I already have a solution involving permutations, but recently I read about generating functions and I was wondering if this problem can be solved with them. 
A similar problem is the following:
Find the number of all subsets of $\{1, 2, \ldots, 2015\}$ and the sum of elements in each subset is divisible by 5. The generating function used is $${((1+x^0)(1+x^1)(1+x^2)(1+x^3)(1+x^4))}^{403}.$$
But this function cannot be used for my problem, since we need to count how many elements have been "used" to make the subset.

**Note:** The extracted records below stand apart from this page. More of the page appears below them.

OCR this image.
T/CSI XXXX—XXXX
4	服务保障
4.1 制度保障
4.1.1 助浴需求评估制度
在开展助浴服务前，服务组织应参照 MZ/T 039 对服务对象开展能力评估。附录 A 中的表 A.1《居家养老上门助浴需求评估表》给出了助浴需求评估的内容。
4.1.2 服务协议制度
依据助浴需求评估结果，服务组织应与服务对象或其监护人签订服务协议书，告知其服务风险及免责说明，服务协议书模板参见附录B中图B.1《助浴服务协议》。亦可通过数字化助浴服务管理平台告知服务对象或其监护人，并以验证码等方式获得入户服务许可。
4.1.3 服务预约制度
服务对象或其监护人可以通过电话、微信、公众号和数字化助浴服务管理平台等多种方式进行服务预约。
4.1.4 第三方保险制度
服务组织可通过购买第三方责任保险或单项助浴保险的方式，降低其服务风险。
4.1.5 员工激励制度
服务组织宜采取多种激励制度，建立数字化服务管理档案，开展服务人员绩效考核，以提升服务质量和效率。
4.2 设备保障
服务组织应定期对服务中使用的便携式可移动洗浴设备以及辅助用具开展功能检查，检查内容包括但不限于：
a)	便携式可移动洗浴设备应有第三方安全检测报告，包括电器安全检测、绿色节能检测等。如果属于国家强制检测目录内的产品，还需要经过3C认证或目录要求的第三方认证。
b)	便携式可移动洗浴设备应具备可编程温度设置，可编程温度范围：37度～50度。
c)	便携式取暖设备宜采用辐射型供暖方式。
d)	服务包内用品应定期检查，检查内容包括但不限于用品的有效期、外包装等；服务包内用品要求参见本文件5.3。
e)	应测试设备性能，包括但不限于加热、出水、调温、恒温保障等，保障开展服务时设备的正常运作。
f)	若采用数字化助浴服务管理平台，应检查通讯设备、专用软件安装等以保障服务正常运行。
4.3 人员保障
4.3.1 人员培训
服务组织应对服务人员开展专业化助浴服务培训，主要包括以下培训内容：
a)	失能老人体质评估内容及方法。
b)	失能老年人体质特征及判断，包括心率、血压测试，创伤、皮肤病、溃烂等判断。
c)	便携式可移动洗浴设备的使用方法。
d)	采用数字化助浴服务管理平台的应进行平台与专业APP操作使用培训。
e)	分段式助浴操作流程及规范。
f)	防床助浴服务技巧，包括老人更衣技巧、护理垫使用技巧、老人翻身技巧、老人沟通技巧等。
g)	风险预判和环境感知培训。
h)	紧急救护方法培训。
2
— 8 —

Can anyone help me?
 A: A generating function solution.
For every $S\subset\{1,2,\ldots,2015\}$ we will write $\Sigma S=\sum_{k\in S}k$.
Let
$$
f(a,x) = \prod_{k=1}^{2015} (1+a^kx) =
\sum_{S\subset\{1,\ldots,2015\}} a^{\Sigma S} x^{|S|}.
$$
Take the average this function over putting $5$th complex roots of unity for $a$. Let $\omega=e^{2\pi i/5}$; then
$$
\frac15\sum_{j=0}^4 f(\omega^j,x) = 
\sum_{S\subset\{1,\ldots,2015\}} \left(\frac15\sum_{j=0}^4 \big(\omega^{\Sigma S}\big)^j\right) x^{|S|} =
\sum_{\substack{S\subset\{1,\ldots,2015\}\\\Sigma S\equiv0\pmod5}} x^{|S|}.
\tag{$*$}
$$
On the RHS of $(*)$, the coefficient of $x^n$ is the number of $n$-element sets $S\subset\{1,\ldots,2015\}$ with $\Sigma S\equiv0\pmod5$.
On the other hand,
$$
f(\omega^j,x)= \begin{cases} (1+x)^{2015} & \text{if } j=0 \\
(1+x^5)^{403} & \text{if } j=1,2,3,4 \end{cases}
$$
so on the LHS of $(*)$ the coefficient of $x^n$ is: $\frac15\binom{2015}n$ if $n$ is co-prime with $5$, and
$\frac15\binom{2015}n+\frac45\binom{403}{n/5}$ if $5|n$.
A: The answer is $\frac{1}{5}\binom{2015}{n}$.
For each subset of $n$ elements (not necessarily with sum multiple of $5$) consider the set of the translations of the $n$-set. In other words, if we have $\{a_1,a_2\dots a_n\}$ Consider the family of sets of the form $\{r(a_1+k),r(a_2+k),\dots r(a_3+k)\}$ with $k\in\{0,1,\dots 2015\}$, and where $r(m)$ is simply the smallest positive integer congruent to $m\bmod 2015$.
By considering the equivalence relation of translation we split the $n-sets$ into some families,in each exactly one fifth of the subsets have sum multiple of $5$.